ABSTRACT

Here is also the place to take up an attitude towards a widely held conception of logical law, which characterizes correct thought by its conformity with certain laws of thought (however we may formulate them), but is disposed at the same time to interpret such conformity in the following psychologistic manner: The laws of thought count as natural laws characterizing the peculiarity of our mind qua thinking, and the essence of the conformity, as definitory of correct thinking, lies in the pure operation of these laws, their non-disturbance by alien mental influences (such as custom, inclination, tradition). (Cf. the citations above in §19 from Lipps’ article on the task of epistemology.)

We need only instance one of the grave consequences of this doctrine. Laws of thought, as causal laws governing acts of knowledge in their mental interweaving, could only be stated in the form of probabilities.

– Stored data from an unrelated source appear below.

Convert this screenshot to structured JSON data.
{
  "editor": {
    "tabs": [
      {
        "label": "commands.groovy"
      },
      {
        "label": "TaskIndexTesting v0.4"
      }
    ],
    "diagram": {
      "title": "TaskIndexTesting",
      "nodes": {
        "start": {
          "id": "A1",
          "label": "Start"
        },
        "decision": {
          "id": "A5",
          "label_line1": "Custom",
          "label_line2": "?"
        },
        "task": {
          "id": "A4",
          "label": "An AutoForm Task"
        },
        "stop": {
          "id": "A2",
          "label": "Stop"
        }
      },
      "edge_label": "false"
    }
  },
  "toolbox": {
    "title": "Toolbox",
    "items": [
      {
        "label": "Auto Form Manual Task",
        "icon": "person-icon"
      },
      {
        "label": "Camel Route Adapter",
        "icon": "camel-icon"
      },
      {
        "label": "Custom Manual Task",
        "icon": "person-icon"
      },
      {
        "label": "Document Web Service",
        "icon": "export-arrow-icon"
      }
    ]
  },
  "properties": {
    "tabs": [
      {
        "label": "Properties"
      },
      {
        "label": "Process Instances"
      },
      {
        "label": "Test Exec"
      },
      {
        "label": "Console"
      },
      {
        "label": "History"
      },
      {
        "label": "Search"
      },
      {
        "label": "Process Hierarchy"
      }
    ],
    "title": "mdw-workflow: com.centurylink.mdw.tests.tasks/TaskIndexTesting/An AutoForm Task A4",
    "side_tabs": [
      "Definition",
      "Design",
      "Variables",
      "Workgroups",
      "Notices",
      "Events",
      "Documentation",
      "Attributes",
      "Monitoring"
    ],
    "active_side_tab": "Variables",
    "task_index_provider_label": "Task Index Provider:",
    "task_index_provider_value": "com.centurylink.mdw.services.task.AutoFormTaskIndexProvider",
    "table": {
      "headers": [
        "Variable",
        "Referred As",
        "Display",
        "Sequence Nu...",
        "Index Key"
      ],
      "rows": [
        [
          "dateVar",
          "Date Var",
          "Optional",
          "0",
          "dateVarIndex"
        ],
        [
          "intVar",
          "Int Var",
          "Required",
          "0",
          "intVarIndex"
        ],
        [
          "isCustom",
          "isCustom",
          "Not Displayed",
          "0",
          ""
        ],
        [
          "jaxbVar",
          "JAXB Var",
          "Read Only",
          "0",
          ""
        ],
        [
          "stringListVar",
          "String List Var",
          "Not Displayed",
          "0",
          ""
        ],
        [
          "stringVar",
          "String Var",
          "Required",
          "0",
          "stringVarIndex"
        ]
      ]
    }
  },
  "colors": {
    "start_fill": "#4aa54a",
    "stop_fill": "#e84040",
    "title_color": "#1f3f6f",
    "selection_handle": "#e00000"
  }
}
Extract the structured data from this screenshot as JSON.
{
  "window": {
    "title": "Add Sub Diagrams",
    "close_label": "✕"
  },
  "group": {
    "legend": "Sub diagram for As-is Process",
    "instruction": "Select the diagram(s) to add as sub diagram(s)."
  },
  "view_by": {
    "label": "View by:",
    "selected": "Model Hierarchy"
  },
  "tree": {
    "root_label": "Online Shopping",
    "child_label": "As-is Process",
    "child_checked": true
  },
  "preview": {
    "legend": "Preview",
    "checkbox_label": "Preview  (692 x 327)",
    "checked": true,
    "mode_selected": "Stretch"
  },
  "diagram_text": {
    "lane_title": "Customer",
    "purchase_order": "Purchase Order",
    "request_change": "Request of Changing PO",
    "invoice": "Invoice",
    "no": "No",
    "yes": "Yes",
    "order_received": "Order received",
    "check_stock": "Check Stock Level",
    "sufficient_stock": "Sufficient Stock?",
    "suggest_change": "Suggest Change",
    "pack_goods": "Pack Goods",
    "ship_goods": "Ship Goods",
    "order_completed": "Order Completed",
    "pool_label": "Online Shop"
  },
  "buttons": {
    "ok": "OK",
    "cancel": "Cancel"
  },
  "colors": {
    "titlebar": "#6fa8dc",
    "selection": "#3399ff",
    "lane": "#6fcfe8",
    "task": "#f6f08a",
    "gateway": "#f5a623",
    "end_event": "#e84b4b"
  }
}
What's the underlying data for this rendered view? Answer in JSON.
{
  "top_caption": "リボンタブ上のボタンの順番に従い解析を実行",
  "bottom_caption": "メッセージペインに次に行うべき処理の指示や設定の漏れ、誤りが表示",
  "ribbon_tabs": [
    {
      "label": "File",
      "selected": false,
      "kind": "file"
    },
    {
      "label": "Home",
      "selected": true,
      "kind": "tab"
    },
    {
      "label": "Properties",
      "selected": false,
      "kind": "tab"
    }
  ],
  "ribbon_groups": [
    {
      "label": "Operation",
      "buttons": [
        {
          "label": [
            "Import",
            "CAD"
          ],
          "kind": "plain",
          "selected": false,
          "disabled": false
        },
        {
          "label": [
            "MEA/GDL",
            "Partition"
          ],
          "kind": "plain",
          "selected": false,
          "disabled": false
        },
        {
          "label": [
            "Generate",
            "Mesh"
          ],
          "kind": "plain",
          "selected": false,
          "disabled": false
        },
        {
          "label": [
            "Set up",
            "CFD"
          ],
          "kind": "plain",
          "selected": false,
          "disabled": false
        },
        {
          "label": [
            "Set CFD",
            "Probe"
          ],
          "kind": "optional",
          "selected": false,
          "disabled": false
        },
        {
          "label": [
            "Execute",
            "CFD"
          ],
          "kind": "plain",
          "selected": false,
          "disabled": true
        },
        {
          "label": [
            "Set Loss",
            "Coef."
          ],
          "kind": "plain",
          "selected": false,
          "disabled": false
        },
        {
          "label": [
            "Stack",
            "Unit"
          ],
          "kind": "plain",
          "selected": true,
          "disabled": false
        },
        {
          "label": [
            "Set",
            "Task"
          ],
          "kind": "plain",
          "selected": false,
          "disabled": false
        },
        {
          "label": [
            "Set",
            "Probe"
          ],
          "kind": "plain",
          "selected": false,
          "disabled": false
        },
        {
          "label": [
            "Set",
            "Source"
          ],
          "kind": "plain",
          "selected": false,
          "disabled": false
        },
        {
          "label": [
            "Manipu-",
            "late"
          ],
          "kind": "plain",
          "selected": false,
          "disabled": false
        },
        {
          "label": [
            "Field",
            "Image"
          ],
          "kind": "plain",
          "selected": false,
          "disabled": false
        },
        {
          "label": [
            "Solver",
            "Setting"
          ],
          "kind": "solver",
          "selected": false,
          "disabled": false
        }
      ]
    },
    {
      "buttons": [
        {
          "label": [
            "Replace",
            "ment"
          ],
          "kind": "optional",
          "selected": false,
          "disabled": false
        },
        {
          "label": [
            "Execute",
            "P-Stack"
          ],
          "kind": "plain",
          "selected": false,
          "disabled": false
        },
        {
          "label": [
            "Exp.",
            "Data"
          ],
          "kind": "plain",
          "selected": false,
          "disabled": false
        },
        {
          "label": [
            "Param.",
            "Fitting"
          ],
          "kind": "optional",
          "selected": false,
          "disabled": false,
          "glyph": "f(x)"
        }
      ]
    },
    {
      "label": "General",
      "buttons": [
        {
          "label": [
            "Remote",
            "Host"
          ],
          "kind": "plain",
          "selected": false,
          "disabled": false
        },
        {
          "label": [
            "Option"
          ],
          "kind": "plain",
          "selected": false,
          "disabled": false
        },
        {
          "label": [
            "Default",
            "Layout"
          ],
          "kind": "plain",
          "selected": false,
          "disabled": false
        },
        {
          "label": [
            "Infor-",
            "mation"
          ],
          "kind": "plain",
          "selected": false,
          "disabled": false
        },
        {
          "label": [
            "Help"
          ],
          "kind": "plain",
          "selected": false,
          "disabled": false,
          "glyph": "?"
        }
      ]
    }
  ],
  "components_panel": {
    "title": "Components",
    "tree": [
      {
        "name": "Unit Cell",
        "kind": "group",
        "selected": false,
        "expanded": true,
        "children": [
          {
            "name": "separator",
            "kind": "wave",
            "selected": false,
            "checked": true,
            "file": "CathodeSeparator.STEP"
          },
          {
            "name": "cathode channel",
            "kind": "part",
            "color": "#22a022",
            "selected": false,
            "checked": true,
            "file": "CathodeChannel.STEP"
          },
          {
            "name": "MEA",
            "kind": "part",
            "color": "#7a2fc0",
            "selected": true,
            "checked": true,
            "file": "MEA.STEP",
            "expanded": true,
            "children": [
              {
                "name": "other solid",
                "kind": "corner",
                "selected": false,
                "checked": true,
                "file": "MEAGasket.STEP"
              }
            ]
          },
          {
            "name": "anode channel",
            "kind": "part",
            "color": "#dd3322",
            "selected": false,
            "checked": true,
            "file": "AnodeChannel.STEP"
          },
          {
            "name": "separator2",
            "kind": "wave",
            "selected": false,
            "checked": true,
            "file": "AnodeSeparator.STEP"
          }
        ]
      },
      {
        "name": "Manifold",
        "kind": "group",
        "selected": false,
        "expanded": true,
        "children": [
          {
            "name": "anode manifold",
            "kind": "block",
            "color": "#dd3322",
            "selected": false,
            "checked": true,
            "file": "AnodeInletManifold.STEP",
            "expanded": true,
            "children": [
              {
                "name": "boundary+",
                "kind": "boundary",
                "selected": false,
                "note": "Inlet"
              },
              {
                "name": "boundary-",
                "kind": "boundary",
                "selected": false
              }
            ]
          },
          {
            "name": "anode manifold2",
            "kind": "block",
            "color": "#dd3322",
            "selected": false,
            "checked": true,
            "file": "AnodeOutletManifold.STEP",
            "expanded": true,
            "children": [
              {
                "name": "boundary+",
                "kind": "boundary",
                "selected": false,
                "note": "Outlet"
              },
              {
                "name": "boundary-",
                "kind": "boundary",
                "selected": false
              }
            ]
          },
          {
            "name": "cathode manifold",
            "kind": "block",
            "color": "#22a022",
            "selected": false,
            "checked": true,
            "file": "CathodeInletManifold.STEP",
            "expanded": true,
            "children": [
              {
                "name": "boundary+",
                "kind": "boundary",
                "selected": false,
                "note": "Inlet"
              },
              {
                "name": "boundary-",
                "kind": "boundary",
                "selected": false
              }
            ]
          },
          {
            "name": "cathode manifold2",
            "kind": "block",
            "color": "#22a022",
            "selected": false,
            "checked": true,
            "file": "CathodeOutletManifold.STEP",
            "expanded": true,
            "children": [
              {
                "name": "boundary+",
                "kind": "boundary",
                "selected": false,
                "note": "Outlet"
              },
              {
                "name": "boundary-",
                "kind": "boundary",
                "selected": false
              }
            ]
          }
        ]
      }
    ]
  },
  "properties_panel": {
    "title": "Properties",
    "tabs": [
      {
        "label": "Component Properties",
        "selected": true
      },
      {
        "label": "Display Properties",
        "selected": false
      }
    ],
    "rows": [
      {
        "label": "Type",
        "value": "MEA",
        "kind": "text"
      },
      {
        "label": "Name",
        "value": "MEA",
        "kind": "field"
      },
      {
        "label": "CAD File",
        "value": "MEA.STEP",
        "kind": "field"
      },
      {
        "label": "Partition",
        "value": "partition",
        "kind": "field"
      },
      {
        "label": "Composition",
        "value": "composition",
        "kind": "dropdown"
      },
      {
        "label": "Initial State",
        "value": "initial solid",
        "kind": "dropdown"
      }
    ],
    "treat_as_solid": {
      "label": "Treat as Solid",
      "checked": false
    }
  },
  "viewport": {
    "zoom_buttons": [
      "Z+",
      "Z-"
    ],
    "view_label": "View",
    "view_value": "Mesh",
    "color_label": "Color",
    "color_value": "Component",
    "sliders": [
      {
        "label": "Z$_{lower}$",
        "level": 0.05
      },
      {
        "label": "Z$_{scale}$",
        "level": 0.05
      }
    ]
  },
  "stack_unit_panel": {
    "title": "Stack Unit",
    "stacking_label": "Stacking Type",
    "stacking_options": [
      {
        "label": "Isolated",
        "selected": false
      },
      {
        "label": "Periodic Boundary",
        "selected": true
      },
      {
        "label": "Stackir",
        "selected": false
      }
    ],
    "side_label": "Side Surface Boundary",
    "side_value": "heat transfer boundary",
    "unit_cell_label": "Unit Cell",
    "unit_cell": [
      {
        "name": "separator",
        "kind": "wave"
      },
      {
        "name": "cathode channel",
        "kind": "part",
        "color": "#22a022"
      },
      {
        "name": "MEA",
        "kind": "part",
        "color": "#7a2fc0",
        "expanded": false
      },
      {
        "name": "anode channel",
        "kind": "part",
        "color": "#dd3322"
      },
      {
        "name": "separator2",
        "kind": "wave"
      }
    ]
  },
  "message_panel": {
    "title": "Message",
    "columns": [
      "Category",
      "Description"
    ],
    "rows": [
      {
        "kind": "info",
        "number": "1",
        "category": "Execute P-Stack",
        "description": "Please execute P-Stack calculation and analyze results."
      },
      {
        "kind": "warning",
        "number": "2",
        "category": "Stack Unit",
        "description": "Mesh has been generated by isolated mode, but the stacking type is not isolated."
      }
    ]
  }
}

On this basis, no assertion could be certainly judged correct, since probabilities, taken as the standard of all certainty, must impress a merely probabilistic stamp on all knowledge. We should stand confronted by the most extreme probabilism. Even the assertion that all knowledge was merely probable would itself only hold probably: this would hold of this latter assertion, and so on in infinitum. Since each successive step reduces the probability level of the previous one a bit, we should become gravely concerned about the worth of all knowledge. One may hope, however, that, with some luck, the probability-levels of these infinite series may always have the character of a Cantorian ‘fundamental series’, of such a sort that the final limiting value or the probability of the knowledge to be judged is a real number > 0. Sceptical awkwardnesses would of course vanish if one looked on the laws of thought as matters of direct insight. But how should one have insight into causal laws?